Ensuite, l'UFE a pris comme hypothèse une croissance économique de 1,7 %, niveau qui n'est pas déraisonnable et qui, en tout cas, est celui qui garantit à peu près le maintien de l'emploi en France. Or le maintien de la croissance, l'évolution démographique et les transferts d'usage – dans la mesure où une stratégie bas carbone suppose un transfert d'usage vers l'électricité – font que l'on ne peut pas baisser drastiquement la consommation d'électricité, parce que ce serait aller à l'encontre de la transition et cela aurait des conséquences très graves.

Sur le fait que notre parc électrique est un peu surdimensionné par rapport à nos stricts besoins, j'ai plusieurs observations à faire. Premièrement, l'exportation d'électricité nous rapporte à peu près 2 milliards d'euros par an, ce dont nous ne saurions nous plaindre. Deuxièmement, si la demande électrique est soutenue pour les raisons que j'ai indiquées, même si nous devons faire d'énormes efforts en matière d'efficacité énergétique, même si l'intensité énergétique doit s'améliorer dans les prochaines années, il nous faut un socle solide en matière de production électrique. Troisièmement, nous ne saurions renoncer à la prolongation possible des centrales nucléaires, car cela nous priverait d'une valeur économique réelle dans notre système, à une période où cela nous est bien nécessaire.

Je ne répondrai pas à votre question portant sur le nombre de réacteurs nucléaires dont nous aimerions voir prolonger la durée de vie. La décision relèvera de la responsabilité de l'ASN. Il faudra simplement se mettre en situation, quand c'est possible, de prolonger au-delà de quarante ans la durée de vie de ces réacteurs. Si c'est possible pour tous, ce sera très bien. S'il faut en arrêter certains, on le fera. Mais pour les raisons économiques que j'ai indiquées, chaque fois que l'on y réussira, ce sera un bienfait pour l'économie française. Nous en sommes persuadés.

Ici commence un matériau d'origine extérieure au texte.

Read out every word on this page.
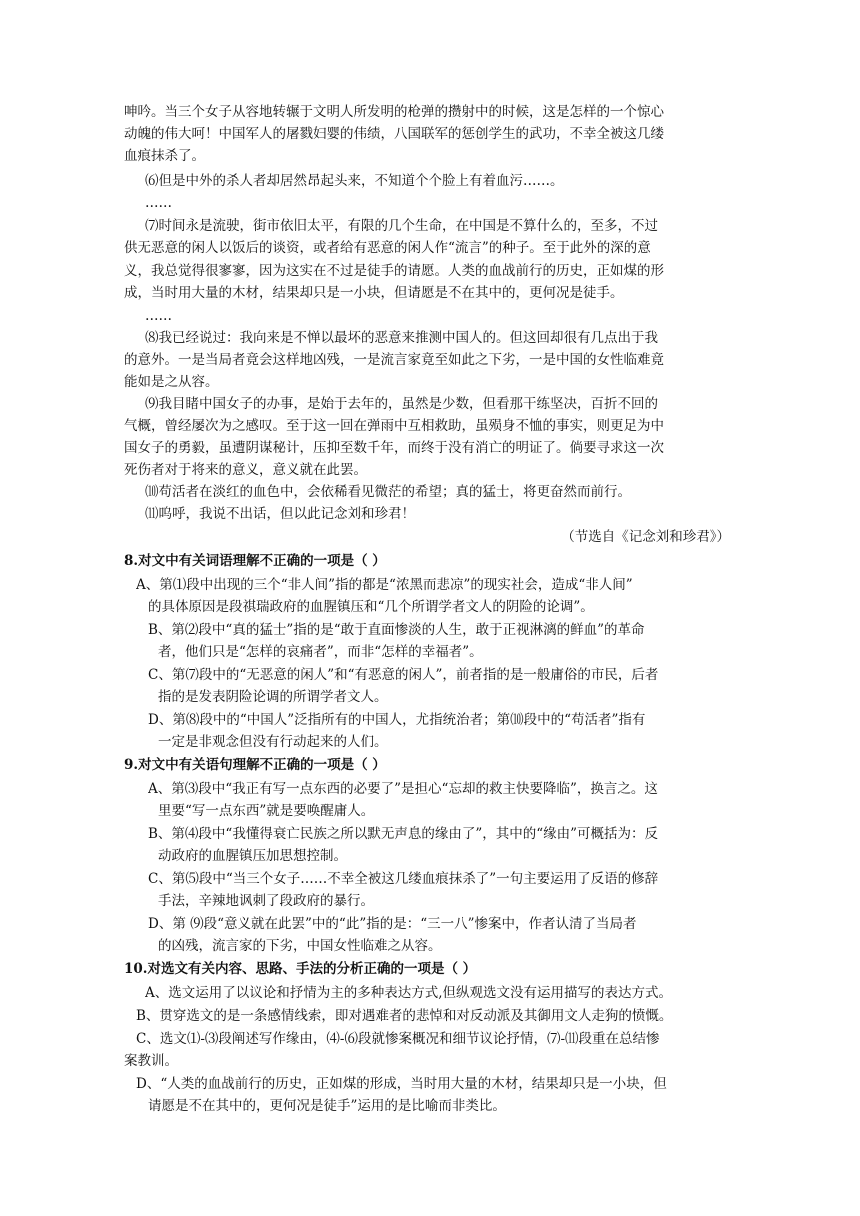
呻吟。当三个女子从容地转辗于文明人所发明的枪弹的攒射中的时候，这是怎样的一个惊心
动魄的伟大呵！中国军人的屠戮妇婴的伟绩，八国联军的惩创学生的武功，不幸全被这几缕
血痕抹杀了。
⑹但是中外的杀人者却居然昂起头来，不知道个个脸上有着血污……。
……
⑺时间永是流驶，街市依旧太平，有限的几个生命，在中国是不算什么的，至多，不过
供无恶意的闲人以饭后的谈资，或者给有恶意的闲人作“流言”的种子。至于此外的深的意
义，我总觉得很寥寥，因为这实在不过是徒手的请愿。人类的血战前行的历史，正如煤的形
成，当时用大量的木材，结果却只是一小块，但请愿是不在其中的，更何况是徒手。
……
⑻我已经说过：我向来是不惮以最坏的恶意来推测中国人的。但这回却很有几点出于我
的意外。一是当局者竟会这样地凶残，一是流言家竟至如此之下劣，一是中国的女性临难竟
能如是之从容。
⑼我目睹中国女子的办事，是始于去年的，虽然是少数，但看那干练坚决，百折不回的
气概，曾经屡次为之感叹。至于这一回在弹雨中互相救助，虽殒身不恤的事实，则更足为中
国女子的勇毅，虽遭阴谋秘计，压抑至数千年，而终于没有消亡的明证了。倘要寻求这一次
死伤者对于将来的意义，意义就在此罢。
⑽苟活者在淡红的血色中，会依稀看见微茫的希望；真的猛士，将更奋然而前行。
⑾呜呼，我说不出话，但以此记念刘和珍君！
（节选自《记念刘和珍君》）
8.对文中有关词语理解不正确的一项是（ ）
A、第⑴段中出现的三个“非人间”指的都是“浓黑而悲凉”的现实社会，造成“非人间”
的具体原因是段祺瑞政府的血腥镇压和“几个所谓学者文人的阴险的论调”。
B、第⑵段中“真的猛士”指的是“敢于直面惨淡的人生，敢于正视淋漓的鲜血”的革命
者，他们只是“怎样的哀痛者”，而非“怎样的幸福者”。
C、第⑺段中的“无恶意的闲人”和“有恶意的闲人”，前者指的是一般庸俗的市民，后者
指的是发表阴险论调的所谓学者文人。
D、第⑻段中的“中国人”泛指所有的中国人，尤指统治者；第⑽段中的“苟活者”指有
一定是非观念但没有行动起来的人们。
9.对文中有关语句理解不正确的一项是（ ）
A、第⑶段中“我正有写一点东西的必要了”是担心“忘却的救主快要降临”，换言之。这
里要“写一点东西”就是要唤醒庸人。
B、第⑷段中“我懂得衰亡民族之所以默无声息的缘由了”，其中的“缘由”可概括为：反
动政府的血腥镇压加思想控制。
C、第⑸段中“当三个女子……不幸全被这几缕血痕抹杀了”一句主要运用了反语的修辞
手法，辛辣地讽刺了段政府的暴行。
D、第 ⑼段“意义就在此罢”中的“此”指的是：“三一八”惨案中，作者认清了当局者
的凶残，流言家的下劣，中国女性临难之从容。
10.对选文有关内容、思路、手法的分析正确的一项是（ ）
A、选文运用了以议论和抒情为主的多种表达方式,但纵观选文没有运用描写的表达方式。
B、贯穿选文的是一条感情线索，即对遇难者的悲悼和对反动派及其御用文人走狗的愤慨。
C、选文⑴-⑶段阐述写作缘由，⑷-⑹段就惨案概况和细节议论抒情，⑺-⑾段重在总结惨
案教训。
D、“人类的血战前行的历史，正如煤的形成，当时用大量的木材，结果却只是一小块，但
请愿是不在其中的，更何况是徒手”运用的是比喻而非类比。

Enfin, qui devra payer ? La réponse est assez claire : la loi a prévu que les coûts de production d'électricité et d'acheminement, et plus généralement tous les facteurs de coût, devraient être répercutés dans les tarifs. Même si des incertitudes planent sur les coûts de l'éventuelle prolongation de la durée de vie des centrales nucléaires, cela reste encore un très bon investissement au regard des coûts des autres filières alternatives.